LE RECENSIONI DI GABRIELE GALLI: “GLI ANNI FELICI”

Gli ANNI FELICI di Daniele Luchetti – 2/11/2013

“Gli zoom a velocità supersonica, ricordano i filmini delle vacanze”. Chissà se Daniele Luchetti, nelle fasi di preparazione e lavorazione della suo ultima pellicola, avrà ripensato alla battuta pronunciata da Giuliano Montaldo nel film del suo grande amico Nanni Moretti, Il Caimano. Perché effettivamente questa battuta potrebbe sintetizzare, senza voler troppo calcarne l’accezione negativa, l’ultima fatica del regista Romano, ultimamente molto regolare nella sua produzione (gli ultimi tre film sono usciti sempre a distanza di tre anni!).

La sensazione che si ha uscendo dalla sala, mai troppo velata e meno che mai nascosta, soprattutto ascoltando la voce narrante incisa dallo stesso Luchetti, è infatti quella di un film-bilancio della propria infanzia e delle ripercussioni sulla vita presente del regista. Che pone un dubbio sul titolo stesso: ma gli Anni Felici di Luchetti sono quelli raccontati nel film, o quello contemporanei in cui può (far) spendere intorno ai 7 milioni di euro per una specie di seduta di auto psicanalisi? E soprattutto, riesce comunque ad interessare ed emozionare il pubblico?

In qualche modo sì, anche se visto lo sforzo produttivo, per cui Cattleya merita senz’altro una menzione particolare, rimane la sensazione che sia un bel film ma che difficilmente si avrà voglia di rivedere; come un petto di pollo molto ben condito, e brillantemente presentato sul piatto: alla fine rimane un petto di pollo.

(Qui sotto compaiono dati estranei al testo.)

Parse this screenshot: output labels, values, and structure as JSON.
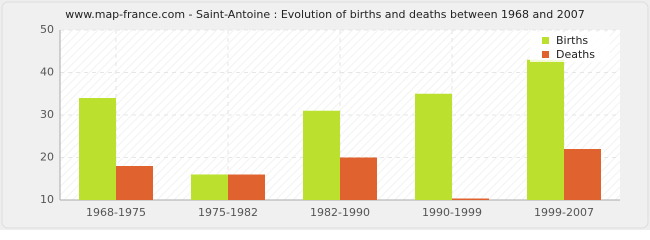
{
  "chart_data": {
    "type": "bar",
    "title": "www.map-france.com - Saint-Antoine : Evolution of births and deaths between 1968 and 2007",
    "categories": [
      "1968-1975",
      "1975-1982",
      "1982-1990",
      "1990-1999",
      "1999-2007"
    ],
    "series": [
      {
        "name": "Births",
        "color": "#bbe02e",
        "values": [
          34,
          16,
          31,
          35,
          43
        ]
      },
      {
        "name": "Deaths",
        "color": "#e0632f",
        "values": [
          18,
          16,
          20,
          10,
          22
        ]
      }
    ],
    "ylim": [
      10,
      50
    ],
    "yticks": [
      10,
      20,
      30,
      40,
      50
    ],
    "grid": true,
    "legend": "top-right"
  }
}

Tutto ciò che gira intorno alla storia è infatti su livelli di eccellenza: una bellissima fotografia (in pellicola, ovviamente, Super8 compreso); cura e attenzione maniacale e mai banale alla scenografia e ai costumi, e soprattutto un grande cast, che merita un paragrafo a sé: dai piccoli Samuel e Niccolò alle splendide mamme dei protagonisti, Pia Engleberth e Benedetta Buccellato, bravissime entrambe a definire due caratteri diversi di una generazione a disagio con la liberazione dei costumi degli anni ’70; il solito mostro sacro (ormai) Kim Rossi Stuart; ma soprattutto una Micaela Ramazzotti che si consacra come una delle più grandi attrici italiane contemporanee: se è così brava anche senza Virzì dietro la macchina da presa (con cui, tendenzialmente, gli attori sembrano tutti bravi) allora davvero i paragoni con le leggende della nostra tradizionale Commedia all’italiana non sono più blasfemi.

Ciò che delude, stranamente, è il montaggio: quello che in genere è la “ri-scrittura” di un film, in questo caso non riesce a chiudere il cerchio, di una sceneggiatura evidentemente già alla base lacunosa; il film non ha finale, e anche il tentativo della già citata (e usata poco e male) voce fuori campo non fa che aumentare il senso di inconcludenza.

Non è obbligatoria, una morale alla fine di una storia, ma, se non c’è, cercare di inserirla a tutti i costi, non fa che peggiorare la situazione.

In ogni caso se questo fosse semplicemente uno dei 200 film prodotti all’anno da questo paese, andrebbe tutto bene, ma ahimè, di anni felici il nostro cinema non ne sta passando da un po’; e allora stringiamoci attorno a questo buon prodotto, sperando in un successo a qualche festival al di là degli oceani.